Paul is praying that they might see through the surface appearance of the way things are to reality that lies within. And that reality is again about God’s power and about the fact that the way things work out is in God’s hands.

In our Gospel reading we hear Luke’s version of the beatitudes and again we find ourselves confronted by the message that the way things appear on the surface is not the way that they really are. Jesus tells us that it may look as though those who are rich, full, happy and spoken of with approval are the ones who have got life right but when we look with God’s eyes we see that the opposite is true. Vision is looking with God’s eyes and seeing a reality which is very different from surface appearance.

Application

Today is All Saints Sunday, and it is particularly appropriate that we consider this topic of vision today. The very name we give to this Sunday sets vision before us. For me me All Saints Sunday is not just about a group of individuals in the past who lived lives of exemplary holiness but about the fact that the path of holiness is one which every human being is called to walk. It sets before us the vision of a world transformed by holiness and challenges us to play our part in the building of that world by allowing God’s holiness to be expressed in us.

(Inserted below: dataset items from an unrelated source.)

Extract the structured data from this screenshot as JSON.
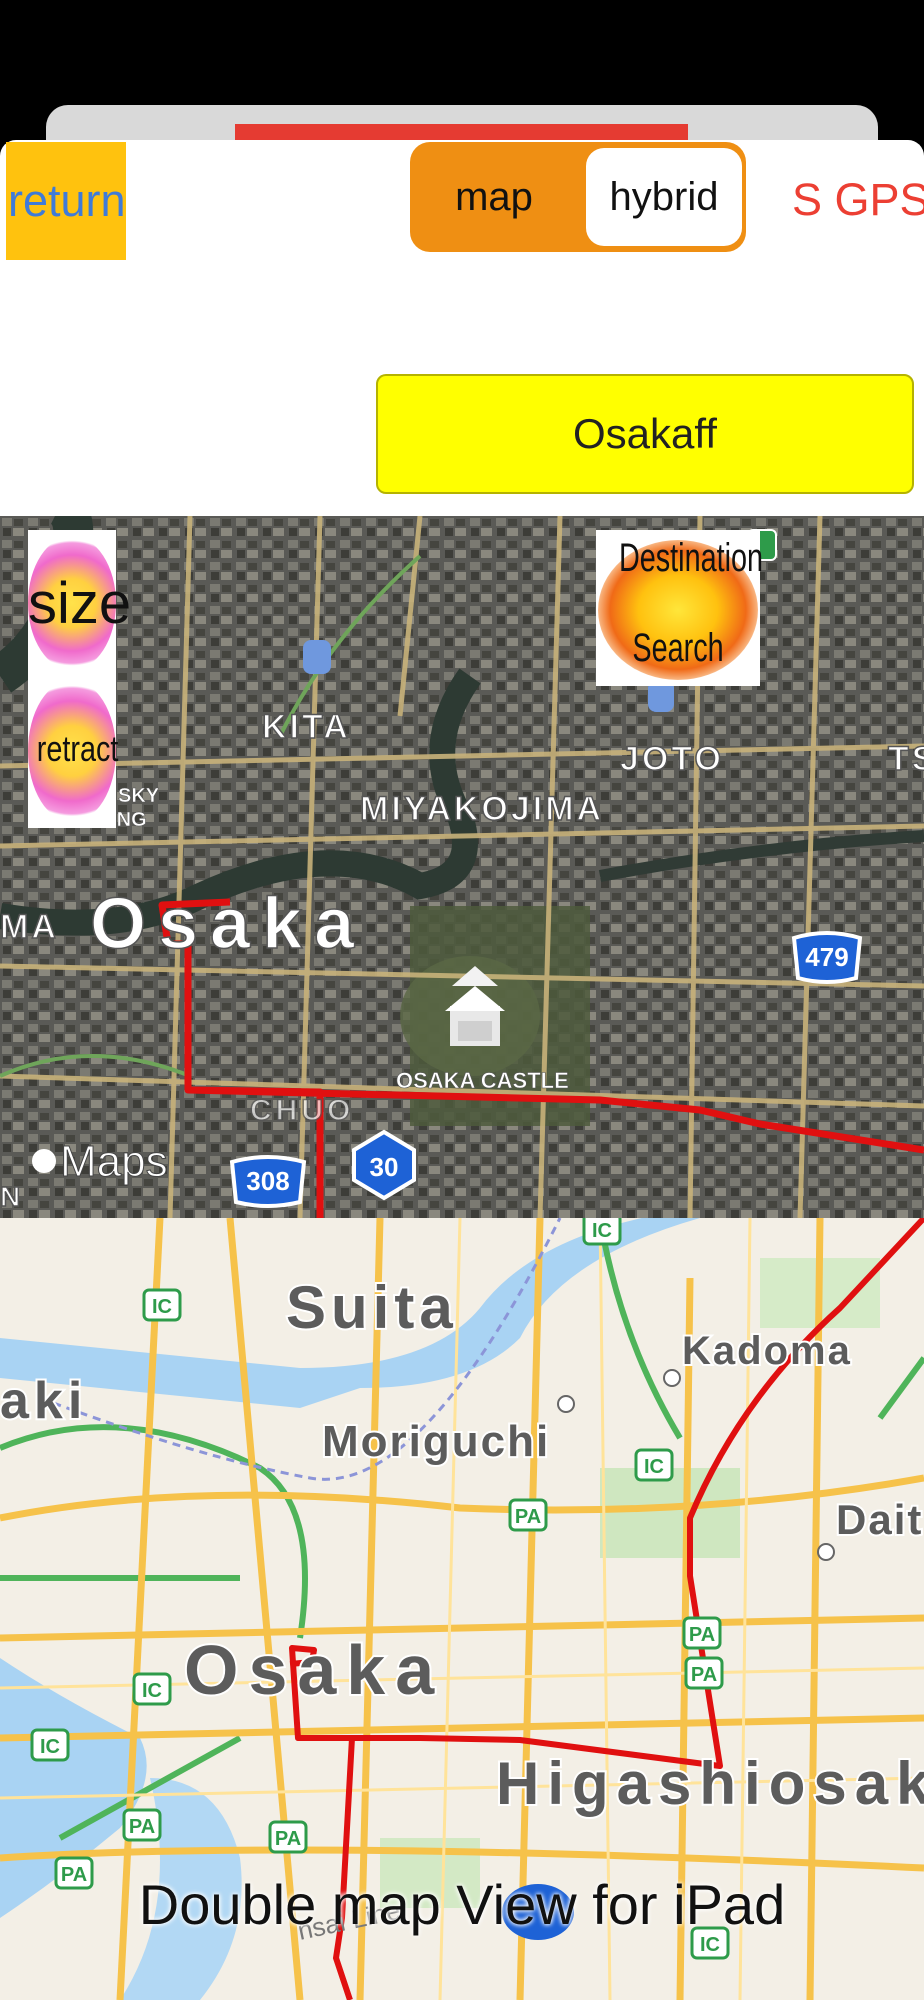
{
  "toolbar": {
    "return_label": "return",
    "map_type": {
      "options": [
        "map",
        "hybrid"
      ],
      "selected": "hybrid"
    },
    "gps_label": "S GPS"
  },
  "destination": {
    "value": "Osakaff"
  },
  "overlay_buttons": {
    "size_label": "size",
    "retract_label": "retract",
    "dest_search_line1": "Destination",
    "dest_search_line2": "Search"
  },
  "top_map": {
    "labels": [
      "KITA",
      "MIYAKOJIMA",
      "JOTO",
      "Osaka",
      "OSAKA CASTLE",
      "CHUO",
      "SKY",
      "BUILDING",
      "MA",
      "TS",
      "N"
    ],
    "route_shields": [
      "479",
      "308",
      "30"
    ],
    "attribution": "Maps"
  },
  "bottom_map": {
    "labels": [
      "Suita",
      "Kadoma",
      "aki",
      "Moriguchi",
      "Dait",
      "Osaka",
      "Higashiosak"
    ],
    "badges": [
      "IC",
      "PA"
    ],
    "line_label": "nsai Line"
  },
  "footer": {
    "title": "Double map View for iPad"
  },
  "colors": {
    "accent_orange": "#ef8f13",
    "yellow": "#ffff00",
    "return_bg": "#ffc20e",
    "gps_red": "#ec3f33",
    "route_red": "#e01010"
  }
}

You know, as we get older it is easy to lose the vision that we had when we were younger. In our teens and twenties and thirties we the future seems clear but as we get older our vision both literally and spiritually becomes clouded. Like the seeds that fall among the thorns in the parable of the sower “the cares of the world, and the lure of wealth and the desire for other things come in and choke” the vision and it is lost. And yet, as the Book of Proverbs says, “Where there is no vision, the people perish”.

So my challenge today is for us as God’s people here in Stansted to regain that vision of God at work in us and in this place, and my prayer for you is the prayer is the prayer of St. Paul for the Ephesians:

Lord,
I pray that the God of our Lord Jesus Christ,
the Father of glory,
may give to the people of this church
a spirit of wisdom and revelation
as we come to know him,
so that,
with the eyes of our hearts enlightened,
we may know what is the hope to which he has called us,
what are the riches of his glorious inheritance among the saints,
and what is the immeasurable greatness of his power for us who believe,
according to the working of his great power.